I.2.3.2.2. Les complexes chenaux‐levées
La morphologie des chenaux est contrôlée par les processus de dépôt et d’érosion produits par les écoulements turbiditiques. On en distingue deux types : (1) Les chenaux érosifs développent peu de levées construites associées et leur section présente une forme en U ou en V caractéristique. (2) Les chenaux de dépôt présentent des morphologies qui sont influencées par la nature des apports (Piper and Normark, 2009).
Il est admis que les chenaux dans lesquels transite du matériel grossier (sable et graviers) sont larges et rectilignes. Ils sont peu marqués bathymétriquement à cause de levées peu ou pas développées. En revanche, les chenaux transportant du matériel fin sont étroits, sinueux, creusés et présentent des dépôts de levées développés ; leurs sinuosités étant contrôlées par la valeur de la
pente et la nature des apports (Clark et al., 1992).
En sismo‐stratigraphie, la surface d’érosion associée au chenal montre une incision nette dont le contraste d’impédance est amplifié par les sédiments grossiers à la base du chenal.
Les levées sont construites par débordement de la fraction fine formant le sommet des écoulements turbiditiques. Elles peuvent s’étendre sur plus de 50 km de part et d’autre de l’axe du chenal. Elles se développent sur les flancs du chenal et présentent souvent une importante dissymétrie qui s’explique par des courants transverses à l’écoulement ou à la force de Coriolis.

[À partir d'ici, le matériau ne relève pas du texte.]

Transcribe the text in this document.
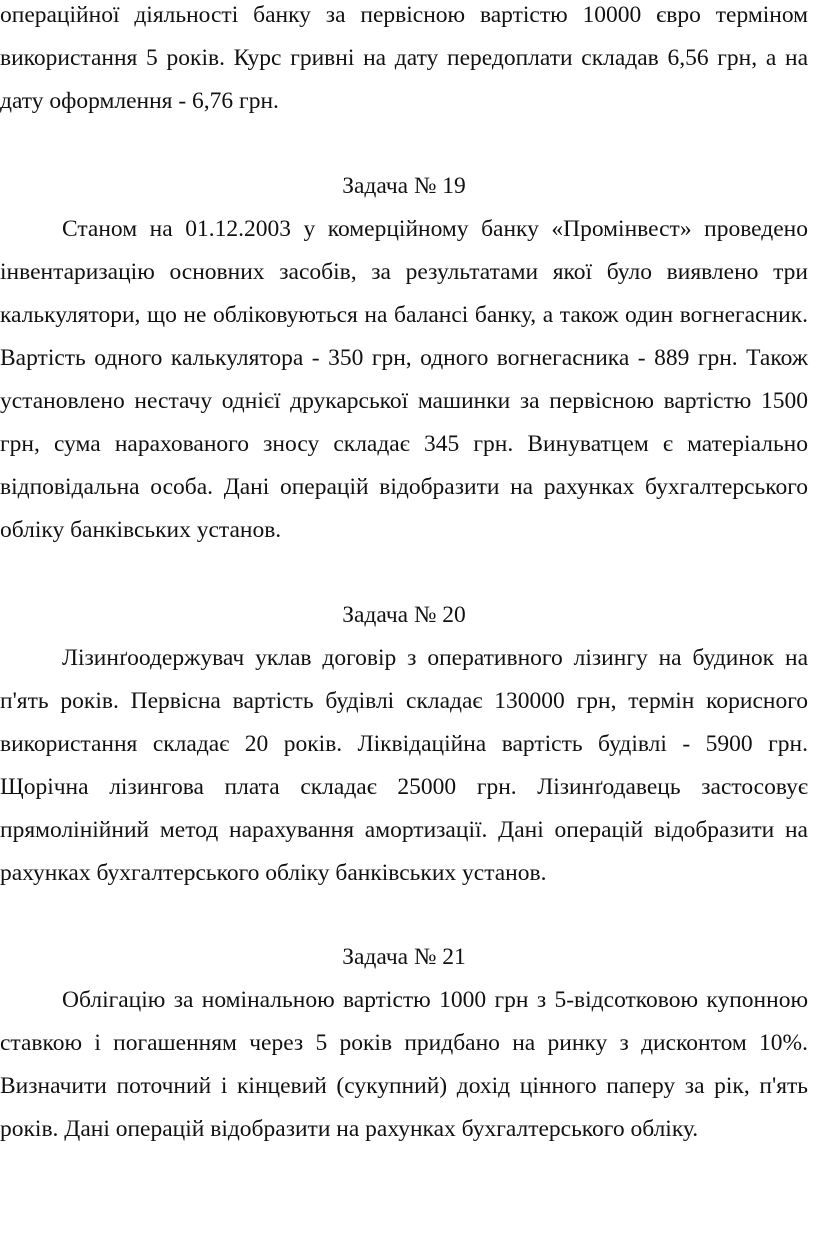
операційної діяльності банку за первісною вартістю 10000 євро терміном використання 5 років. Курс гривні на дату передоплати складав 6,56 грн, а на дату оформлення - 6,76 грн.

Задача № 19

Станом на 01.12.2003 у комерційному банку «Промінвест» проведено інвентаризацію основних засобів, за результатами якої було виявлено три калькулятори, що не обліковуються на балансі банку, а також один вогнегасник. Вартість одного калькулятора - 350 грн, одного вогнегасника - 889 грн. Також установлено нестачу однієї друкарської машинки за первісною вартістю 1500 грн, сума нарахованого зносу складає 345 грн. Винуватцем є матеріально відповідальна особа. Дані операцій відобразити на рахунках бухгалтерського обліку банківських установ.

Задача № 20

Лізинґоодержувач уклав договір з оперативного лізингу на будинок на п'ять років. Первісна вартість будівлі складає 130000 грн, термін корисного використання складає 20 років. Ліквідаційна вартість будівлі - 5900 грн. Щорічна лізингова плата складає 25000 грн. Лізинґодавець застосовує прямолінійний метод нарахування амортизації. Дані операцій відобразити на рахунках бухгалтерського обліку банківських установ.

Задача № 21

Облігацію за номінальною вартістю 1000 грн з 5-відсотковою купонною ставкою і погашенням через 5 років придбано на ринку з дисконтом 10%. Визначити поточний і кінцевий (сукупний) дохід цінного паперу за рік, п'ять років. Дані операцій відобразити на рахунках бухгалтерського обліку.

Les sédiments observés dans les levées sont souvent des argiles et des silts organisés en séquence de dépôt à lamines horizontales. Contrairement au chenal, il n’y pas ou peu de surfaces d’érosion en base de séquence. Le flanc interne (coté chenal), à forte pente, est soumis à des processus d’érosion et de glissement en masse qui peuvent alimenter les écoulements. Le flanc externe (coté levée) est caractérisé par des pentes faibles, soumises à des processus de dépôt. Généralement, les levées externes présentent des champs de dunes sédimentaires ou « sediment waves » (e.g . Carter et al., 1990 ; Normark et al., 1980 ; Normark et al., 2002).
I.2.3.2.3. Contrôle des systèmes turbiditiques
Les facteurs qui contrôlent les systèmes turbiditiques sont : la tectonique, la nature des apports, l’eustatisme et le climat. En domaine de marge active, le facteur prédominant est essentiellement la tectonique. Celle‐ci aura un impact sur la morphologie du plateau continental (et/ou insulaire) et du bassin ainsi que sur le déclenchement des courants de turbidité et la déstabilisation de pente. Un second facteur associé aux courants superficiels peut aussi influencer ces courants de turbidité. En effet, au niveau des plateaux continentaux et insulaires, les courants tidaux et littoraux peuvent améliorer l’alimentation des têtes de canyon en redirigeant les apports sédimentaires vers le bassin (e.g. Romans et al., 2009). En revanche dans les bassins profonds, les courants de fonds ou de contours peuvent intervenir en agissant sur les accumulations distales des systèmes turbiditiques. Ils peuvent localement avoir un rôle dans l’organisation des dépôts en pied de pente et remanier partiellement ou totalement les dépôts pour former les contourites (e.g. Carter et al., 2004).